BY MAIRE O’NEILL
Los Alamos County has finalized the distribution of some $1.6 million it received in CARES Act funds, County Manager Harry Burgess told Council members during their regular meeting Tuesday evening.
The County received roughly $1 million for businesses and roughly $600,000 for individual grants, Burgess said. He noted that the County went through the process of administering and distributing those monies and had funds left over after the first round of individual grants funds.
“We requested the potential to transfer monies between the two funds so that we could more efficiently distribute the monies. Initially that was denied but later as the state became concerned about people turning monies back in, they did authorize us to do so and given the short suspense, because this all had to be completed by the end of this month, we did a second round of individual requests and awarded those,” he said.
Burgess said some of the grants went specifically to the Department of Public Utilities for overdue bills, however once the County was allowed to transfer there was approximately $900,000 of unmet need from the first round of allocations and approximately $450,000 rollover money.

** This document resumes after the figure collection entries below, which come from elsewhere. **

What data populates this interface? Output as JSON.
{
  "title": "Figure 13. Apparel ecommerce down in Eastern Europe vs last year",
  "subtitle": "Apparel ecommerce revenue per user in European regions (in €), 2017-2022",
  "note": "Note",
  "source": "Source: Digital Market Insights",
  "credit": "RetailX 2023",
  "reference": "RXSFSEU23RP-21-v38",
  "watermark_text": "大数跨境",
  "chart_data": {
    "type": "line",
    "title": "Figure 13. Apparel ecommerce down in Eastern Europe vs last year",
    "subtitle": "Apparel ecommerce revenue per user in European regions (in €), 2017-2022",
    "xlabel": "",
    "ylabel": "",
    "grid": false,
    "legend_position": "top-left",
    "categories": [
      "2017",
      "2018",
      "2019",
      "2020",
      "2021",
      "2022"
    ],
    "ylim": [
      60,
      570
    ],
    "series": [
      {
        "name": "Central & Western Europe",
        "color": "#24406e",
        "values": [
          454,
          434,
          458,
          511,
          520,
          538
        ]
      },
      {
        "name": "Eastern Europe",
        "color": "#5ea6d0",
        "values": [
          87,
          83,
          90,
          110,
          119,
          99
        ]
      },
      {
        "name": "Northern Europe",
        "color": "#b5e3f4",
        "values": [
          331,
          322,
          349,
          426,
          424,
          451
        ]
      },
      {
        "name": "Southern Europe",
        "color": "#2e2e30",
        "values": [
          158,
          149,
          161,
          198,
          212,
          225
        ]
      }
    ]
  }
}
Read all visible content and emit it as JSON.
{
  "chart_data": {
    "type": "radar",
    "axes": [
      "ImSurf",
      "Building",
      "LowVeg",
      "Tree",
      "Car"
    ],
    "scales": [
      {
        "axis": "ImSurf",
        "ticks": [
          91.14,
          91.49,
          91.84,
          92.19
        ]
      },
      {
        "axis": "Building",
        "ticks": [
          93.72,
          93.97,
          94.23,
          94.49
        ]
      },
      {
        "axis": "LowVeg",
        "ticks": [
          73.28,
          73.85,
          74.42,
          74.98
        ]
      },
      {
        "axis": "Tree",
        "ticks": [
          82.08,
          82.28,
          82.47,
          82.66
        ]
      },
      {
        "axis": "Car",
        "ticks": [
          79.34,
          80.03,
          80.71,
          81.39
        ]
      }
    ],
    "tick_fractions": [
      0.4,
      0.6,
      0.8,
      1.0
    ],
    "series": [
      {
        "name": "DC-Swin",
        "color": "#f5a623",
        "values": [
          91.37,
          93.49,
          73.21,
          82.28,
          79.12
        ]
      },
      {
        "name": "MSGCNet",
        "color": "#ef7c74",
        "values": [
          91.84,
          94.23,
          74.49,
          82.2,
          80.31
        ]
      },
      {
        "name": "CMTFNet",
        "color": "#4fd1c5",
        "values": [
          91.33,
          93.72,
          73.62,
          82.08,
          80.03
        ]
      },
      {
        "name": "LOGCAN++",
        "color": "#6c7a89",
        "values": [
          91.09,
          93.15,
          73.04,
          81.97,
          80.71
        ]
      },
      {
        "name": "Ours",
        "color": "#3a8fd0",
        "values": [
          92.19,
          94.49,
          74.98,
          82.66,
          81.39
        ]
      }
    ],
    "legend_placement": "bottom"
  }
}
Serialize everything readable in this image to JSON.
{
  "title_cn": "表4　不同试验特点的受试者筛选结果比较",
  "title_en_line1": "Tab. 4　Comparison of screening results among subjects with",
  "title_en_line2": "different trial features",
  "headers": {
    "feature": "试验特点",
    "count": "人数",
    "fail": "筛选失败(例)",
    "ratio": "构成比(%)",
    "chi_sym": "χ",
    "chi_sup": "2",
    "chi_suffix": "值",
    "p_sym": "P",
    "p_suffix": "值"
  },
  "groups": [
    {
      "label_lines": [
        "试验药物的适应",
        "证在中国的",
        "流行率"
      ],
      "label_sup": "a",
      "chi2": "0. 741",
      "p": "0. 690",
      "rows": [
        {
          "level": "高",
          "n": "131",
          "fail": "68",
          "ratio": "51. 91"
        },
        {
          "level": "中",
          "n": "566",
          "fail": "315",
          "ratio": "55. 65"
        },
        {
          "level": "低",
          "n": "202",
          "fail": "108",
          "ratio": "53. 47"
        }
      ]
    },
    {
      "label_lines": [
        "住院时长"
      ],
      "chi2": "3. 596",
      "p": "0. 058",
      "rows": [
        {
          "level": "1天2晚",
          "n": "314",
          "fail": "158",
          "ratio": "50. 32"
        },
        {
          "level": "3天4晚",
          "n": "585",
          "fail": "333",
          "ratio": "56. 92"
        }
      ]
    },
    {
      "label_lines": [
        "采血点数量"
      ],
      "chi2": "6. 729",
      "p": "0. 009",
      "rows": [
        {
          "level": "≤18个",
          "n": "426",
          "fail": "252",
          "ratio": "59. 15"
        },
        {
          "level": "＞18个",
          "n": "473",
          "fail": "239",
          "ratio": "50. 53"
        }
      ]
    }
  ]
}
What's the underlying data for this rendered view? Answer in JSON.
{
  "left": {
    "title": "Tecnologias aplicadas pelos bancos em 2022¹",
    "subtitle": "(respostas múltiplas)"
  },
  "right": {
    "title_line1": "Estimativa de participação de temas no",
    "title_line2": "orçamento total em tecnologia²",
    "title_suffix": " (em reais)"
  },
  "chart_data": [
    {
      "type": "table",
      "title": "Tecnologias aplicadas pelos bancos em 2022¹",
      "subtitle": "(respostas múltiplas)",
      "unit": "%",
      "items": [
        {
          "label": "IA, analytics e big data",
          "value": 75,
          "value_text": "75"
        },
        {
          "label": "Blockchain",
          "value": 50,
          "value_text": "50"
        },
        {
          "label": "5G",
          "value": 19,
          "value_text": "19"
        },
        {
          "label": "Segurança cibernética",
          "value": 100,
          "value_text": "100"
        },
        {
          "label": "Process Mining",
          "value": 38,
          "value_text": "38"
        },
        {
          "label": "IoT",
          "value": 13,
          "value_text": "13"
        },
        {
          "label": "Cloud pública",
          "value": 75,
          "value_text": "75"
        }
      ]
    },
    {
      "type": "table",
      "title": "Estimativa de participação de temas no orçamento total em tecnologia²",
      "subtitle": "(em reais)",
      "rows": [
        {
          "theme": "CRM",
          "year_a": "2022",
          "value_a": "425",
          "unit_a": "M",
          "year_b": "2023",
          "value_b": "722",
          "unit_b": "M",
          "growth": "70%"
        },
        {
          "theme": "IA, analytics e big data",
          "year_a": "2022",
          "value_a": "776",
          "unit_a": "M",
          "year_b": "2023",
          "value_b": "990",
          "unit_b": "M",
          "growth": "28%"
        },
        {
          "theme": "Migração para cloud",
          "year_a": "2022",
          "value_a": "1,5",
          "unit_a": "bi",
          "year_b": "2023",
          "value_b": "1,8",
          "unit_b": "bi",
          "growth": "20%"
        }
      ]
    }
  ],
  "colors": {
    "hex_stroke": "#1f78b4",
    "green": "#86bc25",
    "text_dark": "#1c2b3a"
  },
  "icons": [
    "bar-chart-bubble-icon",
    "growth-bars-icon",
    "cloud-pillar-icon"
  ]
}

“So given that short suspense date, we looked back at those original applications and were able to distribute the remainder of that money to those existing businesses. We got approximately 67 applications from businesses and if I recall roughly 15 or so were denied but the remaining 50 to 53 or so actually received significant amounts of money and we were happy to distribute that within the community,” Burgess said. “Our goal was, and what the state wanted us to do was not turn that money back in. So there were some minor issues with applications and the amount requested where we had approximately $1,500 left over after all that exercise.”
He said the County contacted Los Alamos Public Schools because they were an eligible entity to receive funds and reimbursed them for a very small portion of the computers they bought to facilitate online learning during the last semester.
“We did fully expend those monies with that minor remainder going to the schools just to round out the final portion of our grants that were available,” Burgess said.